Here's a picture of what the tractor unit looked like

http://oldpathsequipment.com/wp-content/uploads/2013/01/walkbehind1.jpg



Larry


----------



## HCBPH (Mar 8, 2011)

*Walk behind*

That's a neat looking machine. Kind of like a Gravely is set up. Thanks for sharing.


----------



## Simplicity Solid 22 (Nov 27, 2012)

*Simplicity Model "W" Walking Tractor*












If it was a single stage then it did not have a tractor to attach to.....must have been a dual stage.
If the wheels moved it was a dual stage..


----------



## cdestuck (Jan 20, 2013)

With the right gearing and those tires in sure it was a beast.


----------



## Blue Hill (Mar 31, 2013)

Simplicity Solid 22 said:


> *If it was a single stage then it did not have a tractor to attach to.....must have been a dual stage.
> If the wheels moved it was a dual stage..*


*

http://www.mytractorforum.com/attachment.php?attachmentid=210415&d

http://www.mytractorforum.com/attach...6&d=1335441912

Sorry Simplicity Solid, it was a single stage snowblower attachment (see the pics - no impeller, just an auger) and it was attached to the walk behind tractor unit. I'll admit it was a lot of years ago, but I ran it enough to know. We did custom work with the roto tiller in the spring and the snow blower in the winter.

Larry. *


----------



## Simplicity Solid 22 (Nov 27, 2012)

Nice blue hill...that must have ate snow!!!!

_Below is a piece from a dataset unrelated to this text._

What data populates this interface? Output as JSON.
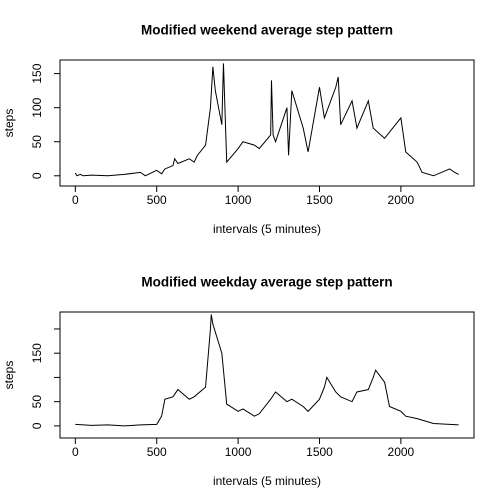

Ah yes I do apologize auger(single stage) vs auger and impeller(two stage). 

Somehow I thought the belts being one for auger and impeller and the other being for traction traction came into play...??? See you learn something new
everyday on here.


----------



## Blue Hill (Mar 31, 2013)

No worries SS22. My Dad always said that it's a darned poor day when you don't learn something. ; > )


----------